Here’s an FAQ for you:

  1. “When will you see your family again?” On breaks. There are breaks between semesters and there are mid semester breaks. Plus, we live in a technology filled world. I will get to “see” my kids on Skype everyday. 
  2. Where will the kids go during the day? They are enrolled in a Montessori program and they will go there all day.
  3. How long is your program? It’s 15 months, not counting breaks. 
  4. What happens if your husband gets deployed? He won’t, but if his job requires extra hours, my inlaws are willing and able to help as his job requires. 
  5. Where will you live? I have found a housemate and I will rent out one of her rooms for the duration. 
  6. I could never leave my kids. Ok. Don’t, then. Honestly, I don’t really know how to respond to that. 
  7. You should have never had kids, if you were just going to leave them. Really? This situation is very temporary. I’m not leaving forever. 
  8. Do you think your kids will resent you for this? I sure hope not. I hope they grow to learn that education is important and that by bettering myself, I can be a better parent to them. 

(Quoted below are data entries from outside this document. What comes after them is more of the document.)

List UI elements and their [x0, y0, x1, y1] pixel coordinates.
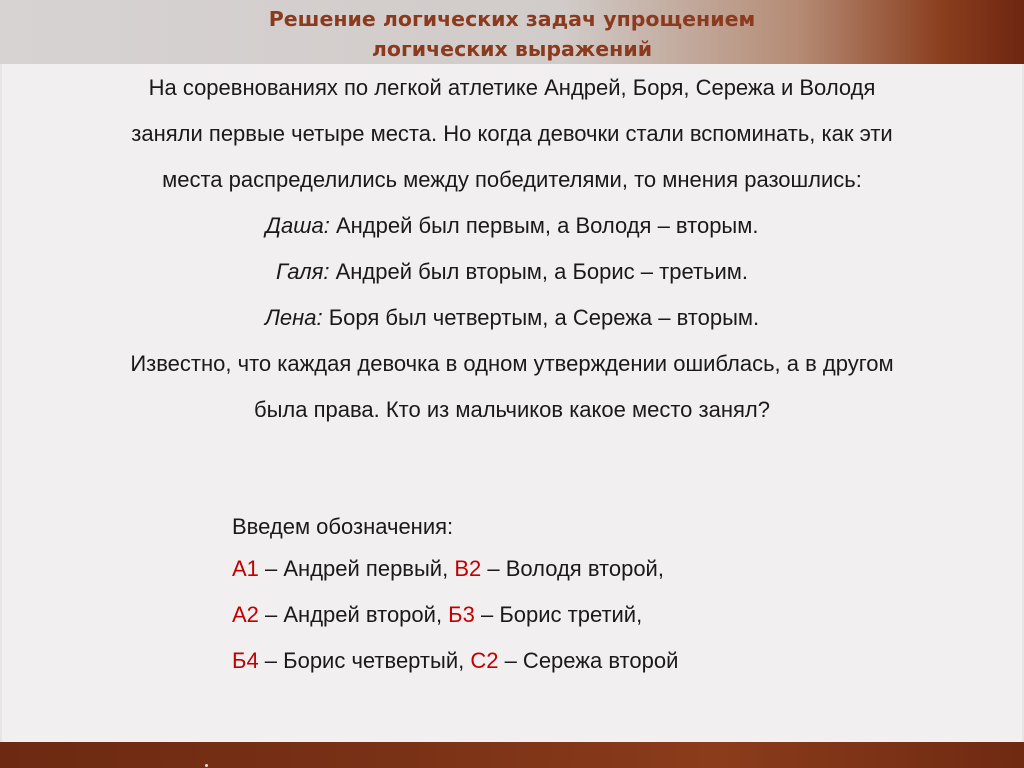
- notation-meaning: – Борис третий,: [474, 602, 643, 627]
- footer-dot: [205, 764, 208, 767]
- notation-row: [232, 638, 932, 684]
- speaker-label: Галя:: [275, 259, 330, 284]
- slide-title-line-2: логических выражений: [371, 37, 653, 61]
- footer-bar: [0, 742, 1024, 768]
- notation-code: Б3: [448, 602, 475, 627]
- statement-dasha: [0, 203, 1024, 249]
- notation-meaning: – Володя второй,: [481, 556, 664, 581]
- problem-text: [0, 65, 1024, 433]
- notation-meaning: – Андрей первый,: [258, 556, 455, 581]
- notation-meaning: – Андрей второй,: [258, 602, 449, 627]
- notation-code: С2: [470, 648, 499, 673]
- problem-line: места распределились между победителями, то мнения разошлись:: [162, 167, 862, 192]
- statement-galya: [0, 249, 1024, 295]
- notation-code: А2: [232, 602, 259, 627]
- conclusion-line: Известно, что каждая девочка в одном утверждении ошиблась, а в другом: [130, 351, 894, 376]
- slide-title-line-1: Решение логических задач упрощением: [268, 7, 756, 31]
- statement-text: Боря был четвертым, а Сережа – вторым.: [322, 305, 760, 330]
- notation-code: В2: [454, 556, 482, 581]
- notation-block: [232, 508, 932, 684]
- problem-line: На соревнованиях по легкой атлетике Андрей, Боря, Сережа и Володя: [148, 75, 876, 100]
- notation-intro: Введем обозначения:: [232, 514, 454, 539]
- notation-meaning: – Сережа второй: [498, 648, 679, 673]
- speaker-label: Лена:: [264, 305, 323, 330]
- slide-title: [0, 4, 1024, 64]
- problem-line: заняли первые четыре места. Но когда девочки стали вспоминать, как эти: [131, 121, 893, 146]
- notation-code: А1: [232, 556, 259, 581]
- conclusion-line: была права. Кто из мальчиков какое место занял?: [253, 397, 770, 422]
- statement-text: Андрей был первым, а Володя – вторым.: [329, 213, 759, 238]
- notation-row: [232, 592, 932, 638]
- notation-code: Б4: [232, 648, 259, 673]
- notation-meaning: – Борис четвертый,: [258, 648, 471, 673]
- speaker-label: Даша:: [265, 213, 330, 238]
- statement-text: Андрей был вторым, а Борис – третьим.: [329, 259, 749, 284]
- statement-lena: [0, 295, 1024, 341]
- notation-row: [232, 546, 932, 592]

There’s probably more questions I get, but these are the main ones I get asked a lot. 

I’m sure I’ll write more about this as I feel I need to or to clarify my situation. 

One thought on “Why I work (part 2)

  1. Carole says:

    nicely outlined even though you owe no explanation to the world; i’m sure you guys will figure out an arrangement that works for your family, plus it’s not as if everything is set in stone,you can always change your mind and have one kid or the other over for a week or so, who knows how it will unfold but i’m sure you’ll figure it out.